The case for interaction between the two nectins in promoting neuritic associations was further strengthened by experiments in which N1- and N3-transfected cells were cultured together; as might be expected, their dendrites became tightly intertwined. Additional tests in which neurons were introduced onto a mosaic layer of transfected and untransfected HEK293 cells revealed that when a dendrite developed a stable contact with an N1-transfected cell, N1 molecules from the cell became intensely concentrated at the dendritic points of contact. This was not true for axons, which did not appear to recruit nectins of either type.

Nectins do not make their way to the sites of synapse formation unaccompanied; immunostaining showed that β-catenin, a component of the cadherin cell adhesion machinery, was also present at nectin binding sites, and that its concentration increased proportionally to the intensity of nectin accumulation. The overexpression of either type of nectin also produced an increase in levels of N-cadherin, irrespective their neuritic associations. And, while N-cadherin overexpression had no discernible effect on neurite patterning, neurons in which αN-catenin was deleted (resulting in impairment of cadherin function) were unresponsive to the dendritic abnormalities associated with nectin-1 transfection.

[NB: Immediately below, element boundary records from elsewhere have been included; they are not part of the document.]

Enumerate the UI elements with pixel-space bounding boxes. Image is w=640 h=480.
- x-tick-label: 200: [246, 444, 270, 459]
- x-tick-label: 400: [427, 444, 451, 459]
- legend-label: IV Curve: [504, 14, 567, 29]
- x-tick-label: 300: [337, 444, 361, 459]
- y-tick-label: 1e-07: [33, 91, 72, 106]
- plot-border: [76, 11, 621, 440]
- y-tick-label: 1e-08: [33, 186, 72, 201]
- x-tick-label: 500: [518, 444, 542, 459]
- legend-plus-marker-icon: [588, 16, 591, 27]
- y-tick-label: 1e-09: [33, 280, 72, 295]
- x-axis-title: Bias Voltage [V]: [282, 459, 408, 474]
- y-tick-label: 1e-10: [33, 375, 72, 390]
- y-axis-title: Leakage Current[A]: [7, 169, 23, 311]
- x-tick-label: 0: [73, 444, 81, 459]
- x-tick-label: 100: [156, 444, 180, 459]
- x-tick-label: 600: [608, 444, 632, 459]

This thoroughgoing investigation led Togashi et al. to propose a new model of the nectins’ roles in neurite interaction. In this model, N1 molecules on the axon preferentially bind their N3 counterparts on dendrites, which has the secondary effect of promoting homophilic cadherin binding. Without N1, cadherin-based adhesion occurs much less intensely, resulting in weaker connections between cells, while in N1-transfected cells, opportunities for binding increase, causing dendrites (which are normally N1-free) to associate with other dendrites, and even normal axodendritic contacts to overstabilize.

“We had previously thought that cadherins alone were sufficient for the initial contacts between axons and dendrites, but we now realize that, by cooperating with Ig-superfamily molecules, the cadherins can be utilized by neurons in more sophisticated ways.” says Takeichi. “This sort of interaction between cadherins and Ig-superfamily molecules may be involved in other cell-cell recognition systems as well, a possibility that we are looking forward to studying in the future.”